If $a, b, c, d$ are in G.P, prove that $\left(a^{n}+b^{n}\right),\left(b^{n}+c^{n}\right),\left(c^{n}+d^{n}\right)$ are in G.P.
It is given that a, b, c,and d are in G.P.

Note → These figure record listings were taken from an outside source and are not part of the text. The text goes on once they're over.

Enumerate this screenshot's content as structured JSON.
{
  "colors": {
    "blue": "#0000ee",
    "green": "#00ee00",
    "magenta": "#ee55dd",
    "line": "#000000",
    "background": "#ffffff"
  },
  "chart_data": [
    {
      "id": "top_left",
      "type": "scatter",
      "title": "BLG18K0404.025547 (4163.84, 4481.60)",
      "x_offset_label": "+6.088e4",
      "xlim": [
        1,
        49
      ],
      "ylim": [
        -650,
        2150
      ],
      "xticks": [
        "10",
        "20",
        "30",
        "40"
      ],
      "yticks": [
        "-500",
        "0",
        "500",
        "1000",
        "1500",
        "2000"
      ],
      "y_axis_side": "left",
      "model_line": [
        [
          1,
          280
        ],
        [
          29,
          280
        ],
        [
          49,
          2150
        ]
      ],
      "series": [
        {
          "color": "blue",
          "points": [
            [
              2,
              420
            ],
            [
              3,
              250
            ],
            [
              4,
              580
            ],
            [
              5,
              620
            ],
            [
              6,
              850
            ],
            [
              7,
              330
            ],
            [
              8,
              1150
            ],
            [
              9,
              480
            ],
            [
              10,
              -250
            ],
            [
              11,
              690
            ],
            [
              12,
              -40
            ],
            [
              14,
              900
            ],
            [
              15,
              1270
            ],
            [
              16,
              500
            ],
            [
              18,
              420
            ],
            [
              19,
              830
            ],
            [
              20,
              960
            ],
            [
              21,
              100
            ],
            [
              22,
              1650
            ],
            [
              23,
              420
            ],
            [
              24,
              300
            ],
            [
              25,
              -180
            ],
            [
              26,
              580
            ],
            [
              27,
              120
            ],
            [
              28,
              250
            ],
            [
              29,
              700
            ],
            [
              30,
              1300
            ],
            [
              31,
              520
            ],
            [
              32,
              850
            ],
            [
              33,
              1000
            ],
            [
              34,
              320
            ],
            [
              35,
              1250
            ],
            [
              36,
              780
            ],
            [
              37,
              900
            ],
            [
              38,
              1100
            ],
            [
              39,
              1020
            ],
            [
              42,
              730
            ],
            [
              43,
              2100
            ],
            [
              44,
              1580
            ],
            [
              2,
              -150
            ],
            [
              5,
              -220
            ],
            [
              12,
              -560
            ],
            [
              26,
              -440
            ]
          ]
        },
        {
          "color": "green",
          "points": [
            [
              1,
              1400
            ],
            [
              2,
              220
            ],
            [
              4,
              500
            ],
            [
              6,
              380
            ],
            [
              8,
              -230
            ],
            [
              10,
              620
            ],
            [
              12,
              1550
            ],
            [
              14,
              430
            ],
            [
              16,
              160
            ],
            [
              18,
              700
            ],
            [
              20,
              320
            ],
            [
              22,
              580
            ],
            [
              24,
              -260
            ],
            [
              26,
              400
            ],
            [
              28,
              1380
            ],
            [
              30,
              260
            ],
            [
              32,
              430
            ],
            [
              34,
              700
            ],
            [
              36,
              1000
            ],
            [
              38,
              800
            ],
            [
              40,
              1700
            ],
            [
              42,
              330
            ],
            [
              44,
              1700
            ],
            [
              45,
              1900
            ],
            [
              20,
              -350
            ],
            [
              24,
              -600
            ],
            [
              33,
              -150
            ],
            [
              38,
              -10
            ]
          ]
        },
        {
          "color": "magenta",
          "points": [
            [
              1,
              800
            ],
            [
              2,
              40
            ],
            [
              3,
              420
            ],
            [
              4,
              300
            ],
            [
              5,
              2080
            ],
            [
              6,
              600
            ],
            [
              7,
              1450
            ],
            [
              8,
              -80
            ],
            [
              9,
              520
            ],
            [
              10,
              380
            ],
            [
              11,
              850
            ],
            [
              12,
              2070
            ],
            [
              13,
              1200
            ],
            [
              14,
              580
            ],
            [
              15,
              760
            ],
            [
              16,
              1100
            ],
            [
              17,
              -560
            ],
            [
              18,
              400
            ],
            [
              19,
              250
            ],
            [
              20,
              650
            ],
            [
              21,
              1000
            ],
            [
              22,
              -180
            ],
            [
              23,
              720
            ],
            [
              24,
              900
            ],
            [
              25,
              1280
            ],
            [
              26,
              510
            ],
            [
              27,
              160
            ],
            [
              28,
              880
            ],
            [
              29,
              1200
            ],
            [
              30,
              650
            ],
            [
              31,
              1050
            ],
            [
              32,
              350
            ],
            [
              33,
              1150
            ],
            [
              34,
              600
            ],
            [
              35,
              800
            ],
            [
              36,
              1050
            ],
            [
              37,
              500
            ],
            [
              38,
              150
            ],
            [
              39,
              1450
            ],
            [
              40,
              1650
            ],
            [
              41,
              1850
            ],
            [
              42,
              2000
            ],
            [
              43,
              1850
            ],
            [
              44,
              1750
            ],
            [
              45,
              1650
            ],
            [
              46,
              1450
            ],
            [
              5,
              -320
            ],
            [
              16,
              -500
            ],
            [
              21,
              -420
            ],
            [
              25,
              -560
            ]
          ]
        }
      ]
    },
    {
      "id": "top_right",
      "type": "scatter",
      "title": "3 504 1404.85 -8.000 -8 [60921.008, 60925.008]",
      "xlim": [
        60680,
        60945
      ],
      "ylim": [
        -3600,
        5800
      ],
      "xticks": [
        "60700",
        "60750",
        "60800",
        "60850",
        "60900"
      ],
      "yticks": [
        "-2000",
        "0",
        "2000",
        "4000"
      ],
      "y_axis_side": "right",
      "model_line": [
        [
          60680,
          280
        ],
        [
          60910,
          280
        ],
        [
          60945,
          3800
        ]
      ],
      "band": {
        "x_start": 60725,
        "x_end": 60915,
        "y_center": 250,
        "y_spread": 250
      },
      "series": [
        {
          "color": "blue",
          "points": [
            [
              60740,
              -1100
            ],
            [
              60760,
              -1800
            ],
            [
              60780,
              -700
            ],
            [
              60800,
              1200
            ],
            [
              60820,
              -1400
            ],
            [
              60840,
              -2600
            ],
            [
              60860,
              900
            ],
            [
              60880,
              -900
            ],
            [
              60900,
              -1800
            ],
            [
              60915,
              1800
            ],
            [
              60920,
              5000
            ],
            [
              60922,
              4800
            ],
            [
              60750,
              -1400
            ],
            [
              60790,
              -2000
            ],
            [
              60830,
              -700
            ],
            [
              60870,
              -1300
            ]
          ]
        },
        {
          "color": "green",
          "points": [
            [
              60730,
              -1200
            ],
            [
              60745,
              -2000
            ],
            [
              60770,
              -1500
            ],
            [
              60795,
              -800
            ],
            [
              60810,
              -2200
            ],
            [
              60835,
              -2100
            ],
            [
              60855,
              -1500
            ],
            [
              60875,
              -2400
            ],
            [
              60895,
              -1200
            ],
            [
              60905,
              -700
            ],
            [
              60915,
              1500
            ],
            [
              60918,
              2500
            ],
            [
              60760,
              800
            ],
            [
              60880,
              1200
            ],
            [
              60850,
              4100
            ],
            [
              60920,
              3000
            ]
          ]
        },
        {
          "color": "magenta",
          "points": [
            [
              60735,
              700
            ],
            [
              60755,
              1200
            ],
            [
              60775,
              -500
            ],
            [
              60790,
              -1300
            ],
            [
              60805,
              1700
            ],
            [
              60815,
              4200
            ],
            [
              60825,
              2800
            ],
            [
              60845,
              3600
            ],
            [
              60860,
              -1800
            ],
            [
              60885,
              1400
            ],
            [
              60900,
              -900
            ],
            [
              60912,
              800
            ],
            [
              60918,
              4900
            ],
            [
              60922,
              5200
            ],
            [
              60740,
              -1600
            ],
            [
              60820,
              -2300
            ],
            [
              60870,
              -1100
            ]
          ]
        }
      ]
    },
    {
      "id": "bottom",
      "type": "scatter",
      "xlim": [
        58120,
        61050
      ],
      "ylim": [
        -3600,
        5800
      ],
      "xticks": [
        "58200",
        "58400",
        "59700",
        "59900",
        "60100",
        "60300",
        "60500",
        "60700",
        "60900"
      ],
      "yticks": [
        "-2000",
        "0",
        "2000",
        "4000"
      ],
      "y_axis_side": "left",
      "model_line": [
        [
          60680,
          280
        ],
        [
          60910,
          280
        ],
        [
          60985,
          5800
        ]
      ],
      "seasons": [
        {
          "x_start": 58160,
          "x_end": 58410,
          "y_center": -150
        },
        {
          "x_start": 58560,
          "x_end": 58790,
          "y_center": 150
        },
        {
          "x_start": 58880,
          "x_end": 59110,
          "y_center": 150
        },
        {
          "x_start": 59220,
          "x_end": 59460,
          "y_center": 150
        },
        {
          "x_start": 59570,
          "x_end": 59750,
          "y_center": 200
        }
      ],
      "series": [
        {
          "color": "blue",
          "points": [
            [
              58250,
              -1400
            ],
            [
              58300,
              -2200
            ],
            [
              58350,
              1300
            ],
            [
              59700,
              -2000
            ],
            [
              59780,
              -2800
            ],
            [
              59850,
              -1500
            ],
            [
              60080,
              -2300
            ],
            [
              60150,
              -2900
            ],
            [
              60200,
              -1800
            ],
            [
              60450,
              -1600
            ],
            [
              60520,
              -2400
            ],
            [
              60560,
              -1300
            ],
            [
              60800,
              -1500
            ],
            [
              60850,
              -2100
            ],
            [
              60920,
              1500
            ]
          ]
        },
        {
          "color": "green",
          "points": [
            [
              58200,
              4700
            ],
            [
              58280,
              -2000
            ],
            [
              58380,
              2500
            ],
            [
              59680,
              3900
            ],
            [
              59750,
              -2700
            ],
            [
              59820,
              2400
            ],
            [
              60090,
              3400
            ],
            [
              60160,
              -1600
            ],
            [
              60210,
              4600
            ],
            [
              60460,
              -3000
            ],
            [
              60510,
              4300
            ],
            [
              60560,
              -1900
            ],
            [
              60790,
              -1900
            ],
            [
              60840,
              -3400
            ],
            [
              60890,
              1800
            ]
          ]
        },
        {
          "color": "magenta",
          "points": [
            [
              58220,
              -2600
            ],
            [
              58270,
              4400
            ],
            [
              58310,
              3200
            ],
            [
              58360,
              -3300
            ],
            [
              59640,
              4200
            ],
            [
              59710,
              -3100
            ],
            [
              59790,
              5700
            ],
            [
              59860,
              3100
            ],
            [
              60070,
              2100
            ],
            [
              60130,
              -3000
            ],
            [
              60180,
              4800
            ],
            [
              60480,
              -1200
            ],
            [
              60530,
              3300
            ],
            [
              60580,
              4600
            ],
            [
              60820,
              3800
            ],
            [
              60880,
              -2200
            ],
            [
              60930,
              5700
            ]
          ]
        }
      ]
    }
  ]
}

$\therefore b^{2}=a c \ldots(1)$
$c^{2}=b d \ldots(2)$
$a d=b c \ldots(3)$
It has to be proved that $\left(a^{n}+b^{n}\right),\left(b^{n}+c^{n}\right),\left(c^{n}+d^{n}\right)$ are in G.P. i.e.,
$\left(b^{n}+c^{n}\right)^{2}=\left(a^{n}+b^{n}\right)\left(c^{n}+d^{n}\right)$
Consider L.H.S.
$\left(b^{n}+c^{n}\right)^{2}=b^{2 n}+2 b^{n} c^{n}+c^{2 n}$
$=\left(b^{2}\right)^{n}+2 b^{n} c^{n}+\left(c^{2}\right)^{n}$
$=(a c)^{n}+2 b^{n} c^{n}+(b d)^{n}[$ Using $(1)$ and $(2)]$
$=a^{n} c^{n}+b^{n} c^{n}+b^{n} c^{n}+b^{n} d^{n}$
$=a^{n} c^{n}+b^{n} c^{n}+a^{n} d^{n}+b^{n} d^{n}$ [Using (3)]
$=c^{n}\left(a^{n}+b^{n}\right)+d^{n}\left(a^{n}+b^{n}\right)$
$=\left(a^{n}+b^{n}\right)\left(c^{n}+d^{n}\right)$
$=$ R.H.S.
$\therefore\left(b^{n}+c^{n}\right)^{2}=\left(a^{n}+b^{n}\right)\left(c^{n}+a^{n}\right)$
Thus, $\left(a^{n}+b^{n}\right),\left(b^{n}+c^{n}\right)$, and $\left(c^{n}+d^{n}\right)$ are in G.P.